Mulawa Holdings employs 2,527 people and has assets worth A$452 million, paying an income tax bill of A$5.2 million.
Hundreds of workers at the states two casinos are waging a campaign for a pay increase after rejecting the company’s offer of a two per cent a year increase over three years.
Employees at Wrest Point Casino and Launceston Country Club voted down the proposed increase in January, arguing it would not keep pace with cost of living expenses.
The casinos operators the Federal Group have said staff at its casinos, “are already paid well above union standards.”
Their union, United Voice, said it was also resisting the push by Federal Group to remove some redundancy provisions and reduce casino roster cycles from four week to two.
“Stripping back the roster cycle to two weeks means people can’t plan what they’ll be doing for the next 14 days,” United Voice’s Jessica Sanders said in a letter to members.
The lynchpin of the Farrell family’s profitability in recent times has been its exclusive rights to operate gaming machines in Tasmania.
— Cap"nCaveman (@Dave31994155) November 25, 2018
This arrangement is set to expire in 2023, with financial statements offering little insight into the company’s direction after this time.
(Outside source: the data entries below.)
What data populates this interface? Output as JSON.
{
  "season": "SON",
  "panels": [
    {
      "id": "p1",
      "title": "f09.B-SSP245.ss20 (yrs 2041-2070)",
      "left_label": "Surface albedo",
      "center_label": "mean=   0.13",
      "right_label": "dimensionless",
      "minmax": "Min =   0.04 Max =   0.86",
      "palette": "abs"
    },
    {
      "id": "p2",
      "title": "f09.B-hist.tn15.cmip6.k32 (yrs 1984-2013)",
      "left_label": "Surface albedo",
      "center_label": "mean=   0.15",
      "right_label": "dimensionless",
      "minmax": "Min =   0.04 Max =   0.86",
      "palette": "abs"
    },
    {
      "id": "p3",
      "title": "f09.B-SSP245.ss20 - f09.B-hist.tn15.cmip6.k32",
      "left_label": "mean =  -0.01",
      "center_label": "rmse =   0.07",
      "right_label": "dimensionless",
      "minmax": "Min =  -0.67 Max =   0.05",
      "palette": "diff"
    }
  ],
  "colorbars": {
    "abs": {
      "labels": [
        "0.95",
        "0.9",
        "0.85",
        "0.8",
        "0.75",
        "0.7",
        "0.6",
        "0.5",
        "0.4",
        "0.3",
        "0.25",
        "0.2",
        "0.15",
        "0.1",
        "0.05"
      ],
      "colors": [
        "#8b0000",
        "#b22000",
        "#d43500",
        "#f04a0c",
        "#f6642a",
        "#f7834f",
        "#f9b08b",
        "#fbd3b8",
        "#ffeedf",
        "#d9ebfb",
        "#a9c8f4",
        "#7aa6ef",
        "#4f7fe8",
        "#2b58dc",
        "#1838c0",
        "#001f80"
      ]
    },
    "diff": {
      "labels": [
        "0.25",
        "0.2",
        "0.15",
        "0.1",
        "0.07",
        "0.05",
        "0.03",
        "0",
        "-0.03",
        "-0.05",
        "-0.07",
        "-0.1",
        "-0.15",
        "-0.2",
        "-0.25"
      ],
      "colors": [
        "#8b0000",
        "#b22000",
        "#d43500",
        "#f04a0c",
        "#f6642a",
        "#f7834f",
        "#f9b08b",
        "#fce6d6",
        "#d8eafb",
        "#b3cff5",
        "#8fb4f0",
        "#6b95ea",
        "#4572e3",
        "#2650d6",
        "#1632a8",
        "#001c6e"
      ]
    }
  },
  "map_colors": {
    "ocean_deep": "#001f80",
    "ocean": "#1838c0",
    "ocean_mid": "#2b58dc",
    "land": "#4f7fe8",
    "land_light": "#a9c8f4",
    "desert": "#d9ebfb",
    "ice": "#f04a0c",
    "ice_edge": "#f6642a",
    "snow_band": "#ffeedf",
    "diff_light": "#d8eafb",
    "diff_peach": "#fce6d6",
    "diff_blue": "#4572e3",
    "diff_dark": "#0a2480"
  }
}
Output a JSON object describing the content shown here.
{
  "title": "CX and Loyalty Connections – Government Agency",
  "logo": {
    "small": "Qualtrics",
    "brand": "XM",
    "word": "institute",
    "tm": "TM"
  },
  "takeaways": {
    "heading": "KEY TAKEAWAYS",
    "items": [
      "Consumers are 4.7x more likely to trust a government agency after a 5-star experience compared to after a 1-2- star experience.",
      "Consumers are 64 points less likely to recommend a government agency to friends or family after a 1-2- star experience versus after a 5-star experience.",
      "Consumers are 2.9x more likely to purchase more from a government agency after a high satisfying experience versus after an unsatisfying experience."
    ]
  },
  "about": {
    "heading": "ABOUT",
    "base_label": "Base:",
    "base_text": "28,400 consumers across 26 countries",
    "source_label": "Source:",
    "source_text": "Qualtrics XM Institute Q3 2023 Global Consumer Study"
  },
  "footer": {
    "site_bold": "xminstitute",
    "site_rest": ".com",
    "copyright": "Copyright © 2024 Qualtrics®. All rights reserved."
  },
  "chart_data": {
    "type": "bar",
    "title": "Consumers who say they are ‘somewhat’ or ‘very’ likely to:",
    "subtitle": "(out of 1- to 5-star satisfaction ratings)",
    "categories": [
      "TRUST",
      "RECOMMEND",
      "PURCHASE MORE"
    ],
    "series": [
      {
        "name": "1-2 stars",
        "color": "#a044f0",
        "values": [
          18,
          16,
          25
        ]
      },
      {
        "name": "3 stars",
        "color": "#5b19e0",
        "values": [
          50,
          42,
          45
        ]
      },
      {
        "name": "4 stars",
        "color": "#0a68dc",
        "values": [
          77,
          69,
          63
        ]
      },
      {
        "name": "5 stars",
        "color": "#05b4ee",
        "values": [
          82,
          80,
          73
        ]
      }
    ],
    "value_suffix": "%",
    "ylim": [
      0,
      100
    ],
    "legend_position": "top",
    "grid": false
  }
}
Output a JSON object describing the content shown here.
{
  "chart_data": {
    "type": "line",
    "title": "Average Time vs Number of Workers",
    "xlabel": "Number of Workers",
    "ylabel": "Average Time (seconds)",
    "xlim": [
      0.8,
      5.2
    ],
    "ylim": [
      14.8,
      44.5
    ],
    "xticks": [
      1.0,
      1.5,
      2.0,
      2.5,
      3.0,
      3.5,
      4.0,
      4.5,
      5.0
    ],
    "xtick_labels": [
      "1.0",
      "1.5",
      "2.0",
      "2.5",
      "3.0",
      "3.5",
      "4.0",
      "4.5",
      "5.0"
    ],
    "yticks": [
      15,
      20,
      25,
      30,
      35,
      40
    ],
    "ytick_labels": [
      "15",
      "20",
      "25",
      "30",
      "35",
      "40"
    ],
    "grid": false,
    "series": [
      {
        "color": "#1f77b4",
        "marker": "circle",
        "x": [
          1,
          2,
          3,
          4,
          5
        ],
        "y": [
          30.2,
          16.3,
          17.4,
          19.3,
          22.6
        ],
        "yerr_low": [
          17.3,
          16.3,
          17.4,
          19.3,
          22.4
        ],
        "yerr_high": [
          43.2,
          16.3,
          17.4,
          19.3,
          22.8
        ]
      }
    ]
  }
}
The statements say: “Further information about likely developments in the operators of the consolidated entity … has not been included in this report because disclosure of the information would be likely to result in unreasonable prejudice to the consolidated entity.”
The Federal Group was front and centre during the Tasmanian state election campaign, dismissing Labor’s pledge to remove all poker machines from Tasmanian clubs and pubs from 2023 if it won.
The Liberal Party was returned in Tasmania, with Premier Will Hodgman denying undue influence from the gambling lobby.
Under Tasmanian law, any Federal Group donations made during that election have to be disclosed by February.
The Federal Group arrived in Tasmania in 1968 when the state was struggling with debt.
Greg Farrell Sr, the chairman of the Federal Group ran a public campaign to reassure locals that a casino in Tasmania would be more than a hotel and gaming den and would put Tasmania on the map.
Wrest Point Hotel Casino was opened on 10 February 1973 and was Australia’s first legal casino.
The building was extended in 1984 to include a new conference centre and in 1996 a boardwalk was created.
In 2015, an A$70 million dollar investment was announced bringing in five new dining outlets, more bars, a private VIP gaming room and a refurbishment to the entire casino.
Wrest Point has more than 650 poker machines and 269 hotel rooms.